Some of Whitman's Christianity beliefs do show in this poem as well because he is talking about heaven and hell and the fact that he does not care at the moment where he ends up, because he is dying and fought his hardest. Basically, in the end, the man says that he is leading his men on, even though he has no idea where he is going, and yet he wants his men to believe that he will lead them into the unknown. Walt Whitman says in the poem, "And the threat of what is call'd hell is little or nothing to me; And the lure of what is call'd heaven is little or nothing to me; ...Dear camerado! I confess I have urged you onward with me, and still urge you, without the least idea what is our destination, Or whether we shall be victorious, or utterly quell'd and defeated" (Whitman). That quote right there is what I am trying to prove in that this man does not have that good of an idea of what exactly he himself is doing, and yet he is still leading his men into the unknown. Although this poem was not as disturbing as some in the past, he is still laying in the lap of some guy, which is more appropriate to the time period, however, it is still a bit weird. I do not know what else to say about this poem because it does not really illustrate self throughout the poem although the man does confess to not knowing what he is doing, so it does illustrate his true character by the end of the poem.

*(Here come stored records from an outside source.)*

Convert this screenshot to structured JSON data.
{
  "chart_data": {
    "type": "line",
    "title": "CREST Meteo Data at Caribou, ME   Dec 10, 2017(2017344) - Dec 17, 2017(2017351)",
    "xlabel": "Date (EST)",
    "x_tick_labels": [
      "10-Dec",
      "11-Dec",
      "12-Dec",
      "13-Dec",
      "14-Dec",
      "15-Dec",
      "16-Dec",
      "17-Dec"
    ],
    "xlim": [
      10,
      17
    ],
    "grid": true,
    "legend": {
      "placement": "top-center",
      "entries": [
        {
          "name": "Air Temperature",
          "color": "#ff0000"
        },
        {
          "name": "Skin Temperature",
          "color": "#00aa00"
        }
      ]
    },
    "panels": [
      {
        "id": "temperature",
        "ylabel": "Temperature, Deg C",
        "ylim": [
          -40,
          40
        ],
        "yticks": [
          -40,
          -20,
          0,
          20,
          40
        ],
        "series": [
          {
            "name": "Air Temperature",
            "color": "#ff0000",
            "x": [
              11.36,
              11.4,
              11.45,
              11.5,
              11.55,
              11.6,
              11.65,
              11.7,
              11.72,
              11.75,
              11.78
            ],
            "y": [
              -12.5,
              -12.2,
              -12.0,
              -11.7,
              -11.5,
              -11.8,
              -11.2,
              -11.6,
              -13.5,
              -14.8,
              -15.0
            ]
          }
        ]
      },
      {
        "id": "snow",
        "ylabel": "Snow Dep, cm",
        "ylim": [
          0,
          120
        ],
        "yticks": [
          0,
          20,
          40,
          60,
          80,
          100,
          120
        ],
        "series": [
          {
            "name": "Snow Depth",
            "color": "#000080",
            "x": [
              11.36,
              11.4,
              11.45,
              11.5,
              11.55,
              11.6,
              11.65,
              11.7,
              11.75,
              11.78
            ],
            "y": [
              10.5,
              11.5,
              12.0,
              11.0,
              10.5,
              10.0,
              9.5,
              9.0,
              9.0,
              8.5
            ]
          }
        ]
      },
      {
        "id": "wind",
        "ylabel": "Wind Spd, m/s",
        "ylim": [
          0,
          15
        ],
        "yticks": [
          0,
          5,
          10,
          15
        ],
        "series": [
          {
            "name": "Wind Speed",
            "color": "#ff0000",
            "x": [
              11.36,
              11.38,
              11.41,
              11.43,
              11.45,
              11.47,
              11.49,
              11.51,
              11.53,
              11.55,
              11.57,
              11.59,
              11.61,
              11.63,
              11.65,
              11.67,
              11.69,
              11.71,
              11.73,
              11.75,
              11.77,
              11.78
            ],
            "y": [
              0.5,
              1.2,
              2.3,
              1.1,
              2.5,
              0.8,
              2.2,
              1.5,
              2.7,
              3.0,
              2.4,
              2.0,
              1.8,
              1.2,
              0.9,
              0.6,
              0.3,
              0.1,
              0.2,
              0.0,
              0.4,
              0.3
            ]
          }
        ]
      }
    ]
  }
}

"As I lay with my head in your lap, Camerado, the confession I made I resume-what I said to you in the to open air I resume: I know I am restless, and make others so; I know my words are weapons, full of danger, full of death; (Indeed I am myself the real soldier; It is not he, there, with his bayonet, and not the red-striped artilleryman;) For I confront peace, security, and all the settled laws, to unsettle them; I am more resolute because all have denied me, then I could have been had all accepted me; I heed not, and have never heeded, either experience, cautions, majorities, nor ridicule;... (Whitman).

The rest of the poem above is the rest of the man's confession and how he does regret some things, but he does not regret a lot of them, and wishes that he had had more authority over his men, and was not denied. That is what I was able to get from the poem.